High-Dimensional Prediction for Sequential Decision Making

Georgy Noarov, Ramya Ramalingam, Aaron Roth, Stephan Xie

We study the problem of making predictions of an adversarially chosen high-dimensional state that are unbiased subject to an arbitrary collection of conditioning events, with the goal of tailoring these events to downstream decision makers. We give efficient algorithms for solving this problem, as well as a number of applications that stem from choosing an appropriate set of conditioning events.

For example, we can efficiently produce predictions targeted at any polynomial number of decision makers, such that if they best respond to our predictions, each of them will have diminishing swap regret at the optimal rate. We then generalize this to the online combinatorial optimization problem, where the decision makers have large action spaces corresponding to structured subsets of a set of base actions: We give the first algorithms that can guarantee (to any polynomial number of decision makers) regret to the best fixed action, not just overall, but on any polynomial number of subsequences that can depend on the actions chosen as well as any external context. We show how playing in an extensive-form game can be cast into this framework, and use these results to give efficient algorithms for obtaining subsequence regret in extensive-form games --- which gives a new family of efficiently obtainable regret guarantees that captures and generalizes previously studied notions such as regret to informed causal deviations, and is generally incomparable to other known families of efficiently obtainable guarantees.

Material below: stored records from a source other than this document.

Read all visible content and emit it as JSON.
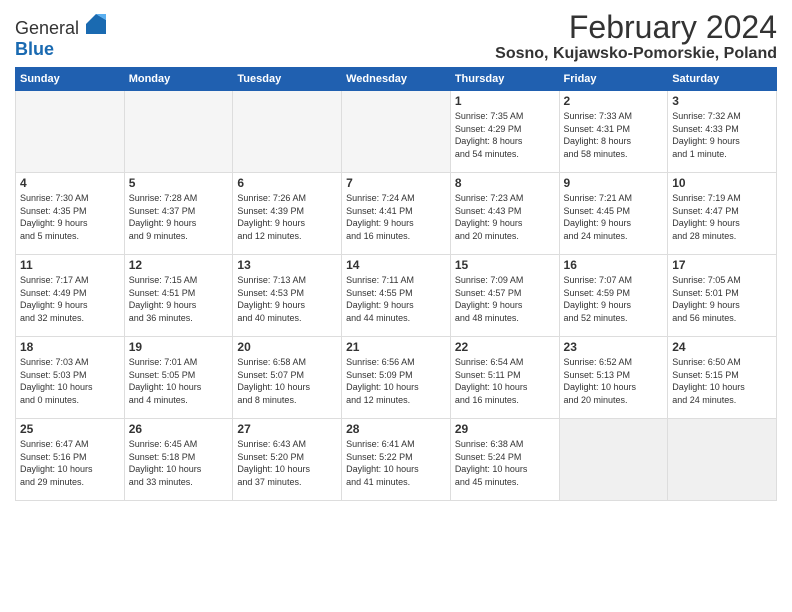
{
  "header": {
    "logo_general": "General",
    "logo_blue": "Blue",
    "month_year": "February 2024",
    "location": "Sosno, Kujawsko-Pomorskie, Poland"
  },
  "weekdays": [
    "Sunday",
    "Monday",
    "Tuesday",
    "Wednesday",
    "Thursday",
    "Friday",
    "Saturday"
  ],
  "weeks": [
    [
      {
        "day": "",
        "info": ""
      },
      {
        "day": "",
        "info": ""
      },
      {
        "day": "",
        "info": ""
      },
      {
        "day": "",
        "info": ""
      },
      {
        "day": "1",
        "info": "Sunrise: 7:35 AM\nSunset: 4:29 PM\nDaylight: 8 hours\nand 54 minutes."
      },
      {
        "day": "2",
        "info": "Sunrise: 7:33 AM\nSunset: 4:31 PM\nDaylight: 8 hours\nand 58 minutes."
      },
      {
        "day": "3",
        "info": "Sunrise: 7:32 AM\nSunset: 4:33 PM\nDaylight: 9 hours\nand 1 minute."
      }
    ],
    [
      {
        "day": "4",
        "info": "Sunrise: 7:30 AM\nSunset: 4:35 PM\nDaylight: 9 hours\nand 5 minutes."
      },
      {
        "day": "5",
        "info": "Sunrise: 7:28 AM\nSunset: 4:37 PM\nDaylight: 9 hours\nand 9 minutes."
      },
      {
        "day": "6",
        "info": "Sunrise: 7:26 AM\nSunset: 4:39 PM\nDaylight: 9 hours\nand 12 minutes."
      },
      {
        "day": "7",
        "info": "Sunrise: 7:24 AM\nSunset: 4:41 PM\nDaylight: 9 hours\nand 16 minutes."
      },
      {
        "day": "8",
        "info": "Sunrise: 7:23 AM\nSunset: 4:43 PM\nDaylight: 9 hours\nand 20 minutes."
      },
      {
        "day": "9",
        "info": "Sunrise: 7:21 AM\nSunset: 4:45 PM\nDaylight: 9 hours\nand 24 minutes."
      },
      {
        "day": "10",
        "info": "Sunrise: 7:19 AM\nSunset: 4:47 PM\nDaylight: 9 hours\nand 28 minutes."
      }
    ],
    [
      {
        "day": "11",
        "info": "Sunrise: 7:17 AM\nSunset: 4:49 PM\nDaylight: 9 hours\nand 32 minutes."
      },
      {
        "day": "12",
        "info": "Sunrise: 7:15 AM\nSunset: 4:51 PM\nDaylight: 9 hours\nand 36 minutes."
      },
      {
        "day": "13",
        "info": "Sunrise: 7:13 AM\nSunset: 4:53 PM\nDaylight: 9 hours\nand 40 minutes."
      },
      {
        "day": "14",
        "info": "Sunrise: 7:11 AM\nSunset: 4:55 PM\nDaylight: 9 hours\nand 44 minutes."
      },
      {
        "day": "15",
        "info": "Sunrise: 7:09 AM\nSunset: 4:57 PM\nDaylight: 9 hours\nand 48 minutes."
      },
      {
        "day": "16",
        "info": "Sunrise: 7:07 AM\nSunset: 4:59 PM\nDaylight: 9 hours\nand 52 minutes."
      },
      {
        "day": "17",
        "info": "Sunrise: 7:05 AM\nSunset: 5:01 PM\nDaylight: 9 hours\nand 56 minutes."
      }
    ],
    [
      {
        "day": "18",
        "info": "Sunrise: 7:03 AM\nSunset: 5:03 PM\nDaylight: 10 hours\nand 0 minutes."
      },
      {
        "day": "19",
        "info": "Sunrise: 7:01 AM\nSunset: 5:05 PM\nDaylight: 10 hours\nand 4 minutes."
      },
      {
        "day": "20",
        "info": "Sunrise: 6:58 AM\nSunset: 5:07 PM\nDaylight: 10 hours\nand 8 minutes."
      },
      {
        "day": "21",
        "info": "Sunrise: 6:56 AM\nSunset: 5:09 PM\nDaylight: 10 hours\nand 12 minutes."
      },
      {
        "day": "22",
        "info": "Sunrise: 6:54 AM\nSunset: 5:11 PM\nDaylight: 10 hours\nand 16 minutes."
      },
      {
        "day": "23",
        "info": "Sunrise: 6:52 AM\nSunset: 5:13 PM\nDaylight: 10 hours\nand 20 minutes."
      },
      {
        "day": "24",
        "info": "Sunrise: 6:50 AM\nSunset: 5:15 PM\nDaylight: 10 hours\nand 24 minutes."
      }
    ],
    [
      {
        "day": "25",
        "info": "Sunrise: 6:47 AM\nSunset: 5:16 PM\nDaylight: 10 hours\nand 29 minutes."
      },
      {
        "day": "26",
        "info": "Sunrise: 6:45 AM\nSunset: 5:18 PM\nDaylight: 10 hours\nand 33 minutes."
      },
      {
        "day": "27",
        "info": "Sunrise: 6:43 AM\nSunset: 5:20 PM\nDaylight: 10 hours\nand 37 minutes."
      },
      {
        "day": "28",
        "info": "Sunrise: 6:41 AM\nSunset: 5:22 PM\nDaylight: 10 hours\nand 41 minutes."
      },
      {
        "day": "29",
        "info": "Sunrise: 6:38 AM\nSunset: 5:24 PM\nDaylight: 10 hours\nand 45 minutes."
      },
      {
        "day": "",
        "info": ""
      },
      {
        "day": "",
        "info": ""
      }
    ]
  ]
}
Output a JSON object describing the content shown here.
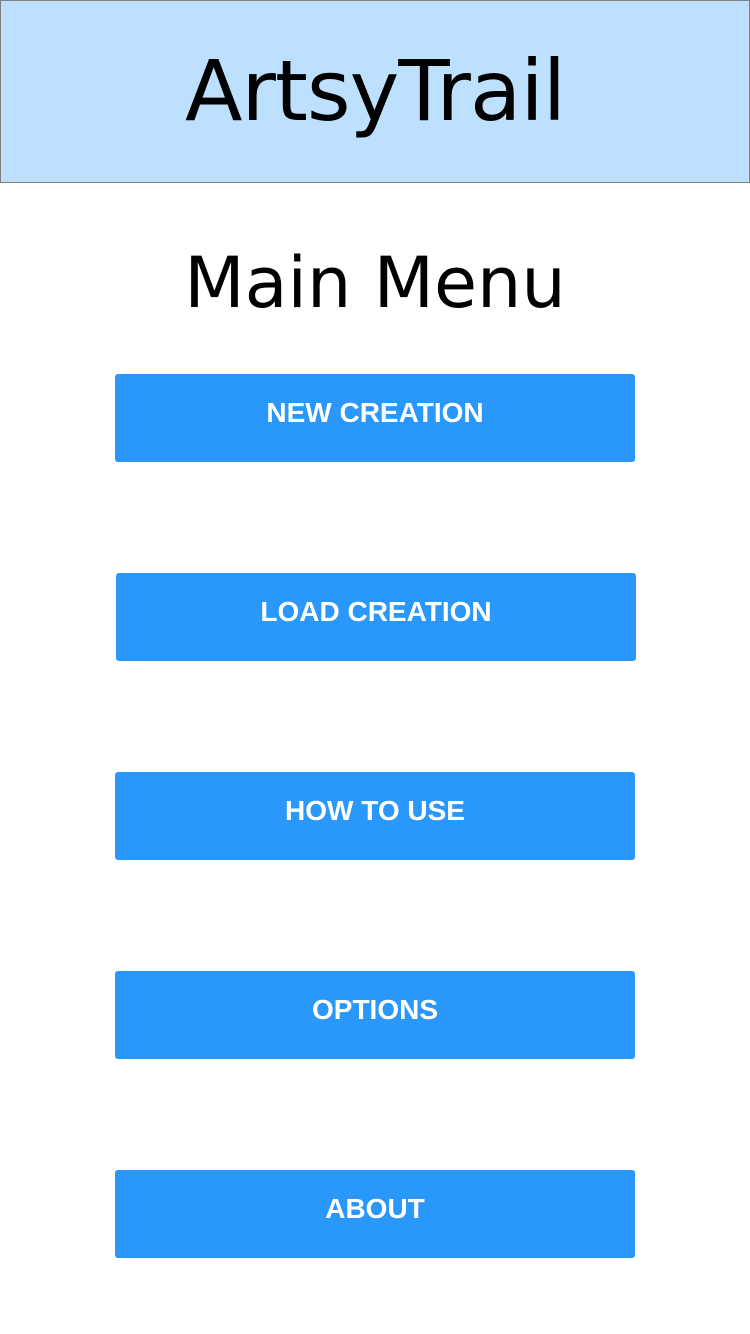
{
  "header": {
    "app_name": "ArtsyTrail",
    "background_color": "#bde0fe"
  },
  "main": {
    "title": "Main Menu",
    "buttons": [
      {
        "label": "NEW CREATION"
      },
      {
        "label": "LOAD CREATION"
      },
      {
        "label": "HOW TO USE"
      },
      {
        "label": "OPTIONS"
      },
      {
        "label": "ABOUT"
      }
    ],
    "button_color": "#2998fa"
  }
}
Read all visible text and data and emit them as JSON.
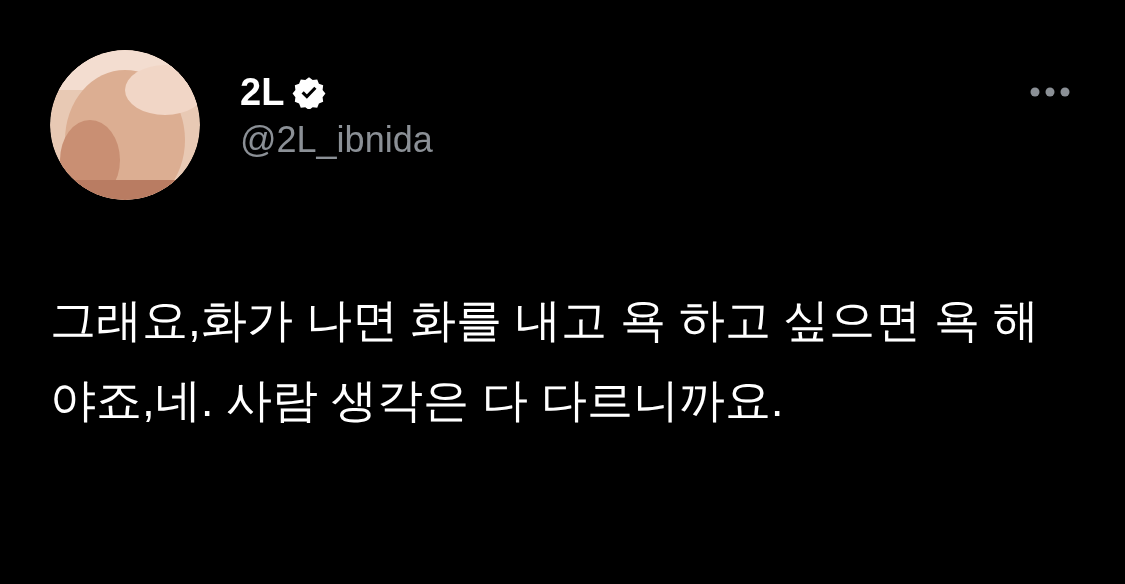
{
  "author": {
    "name": "2L",
    "verified": true,
    "handle": "@2L_ibnida"
  },
  "text": "그래요,화가 나면 화를 내고 욕 하고 싶으면 욕 해야죠,네. 사람 생각은 다 다르니까요."
}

We then turn to uncertainty quantification in machine learning, and consider the problem of producing prediction sets for online adversarial multiclass and multilabel classification. We show how to produce class scores that have \emph{transparent coverage guarantees}: they can be used to produce prediction sets covering the true labels at the same rate as they would had our scores been the true conditional class probabilities. We then show that these transparent coverage guarantees imply strong online adversarial conditional validity guarantees (including set-size conditional coverage and multigroup-fair coverage) for (potentially multiple) downstream prediction set algorithms relying on our class scores. Moreover, we show how to guarantee that our class scores have improved L2 loss (or cross-entropy loss, or more generally any Bregman loss) compared to any collection of benchmark models. This can be viewed as a high-dimensional, real-valued version of omniprediction. Compared to conformal prediction techniques, this both gives increased flexibility and eliminates the need to choose a non-conformity score.